The filtrate is diluted 30 times with distilled water to obtain the working solution. The UV absorption spectrum of the working solution was obtained against distilled water in a 1 cm quartz cuvette. In order to argument the identity of the absorbing species (allicin), the absorbance report measured at 240–254 nm is determined according to literature specifications. For the fresh watery extract, this report is 1.442, value situated in the 1.4–1.5 interval also indicated by literature data [25].

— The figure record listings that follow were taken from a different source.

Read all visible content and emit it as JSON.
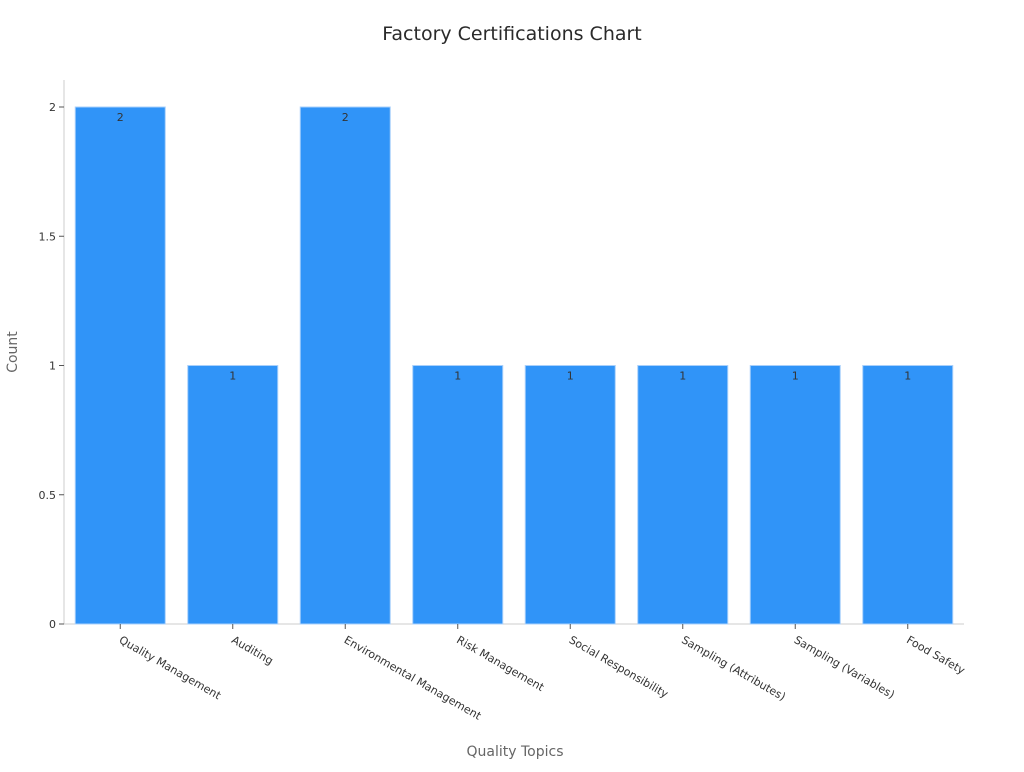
{
  "chart_data": {
    "type": "bar",
    "title": "Factory Certifications Chart",
    "xlabel": "Quality Topics",
    "ylabel": "Count",
    "categories": [
      "Quality Management",
      "Auditing",
      "Environmental Management",
      "Risk Management",
      "Social Responsibility",
      "Sampling (Attributes)",
      "Sampling (Variables)",
      "Food Safety"
    ],
    "values": [
      2,
      1,
      2,
      1,
      1,
      1,
      1,
      1
    ],
    "data_labels": [
      "2",
      "1",
      "2",
      "1",
      "1",
      "1",
      "1",
      "1"
    ],
    "ylim": [
      0,
      2.1
    ],
    "yticks": [
      0,
      0.5,
      1,
      1.5,
      2
    ],
    "ytick_labels": [
      "0",
      "0.5",
      "1",
      "1.5",
      "2"
    ],
    "grid": false,
    "legend": "none",
    "bar_color": "#3094f8"
  }
}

Determination and characterization of the antioxidative capacity

Eight 2 mL aliquots from the working solution are frozen at −10°C. By successively defreezing these aliquots, the antioxidant capacity is measured every 3 hours. The determination of antioxidant capacity is based upon the photochemical generation of the superoxide anion radical initiated by a 185–240 nm UV beam.

Competing interests

The authors declare that they have no competing interests.

Authors’ contributions

MB conceived the study, participated in the design and co-ordination of the experiments and data interpretation and helped draft the manuscript. AC and SP produced samples, performed data analysis and data interpretation. All authors have equal rights and all authors read and approved the final manuscript.

Acknowledgements

The authors thank Prof. Zoltan Szabadai, MD, PhD. for helpful discussions and critical reading of the manuscript.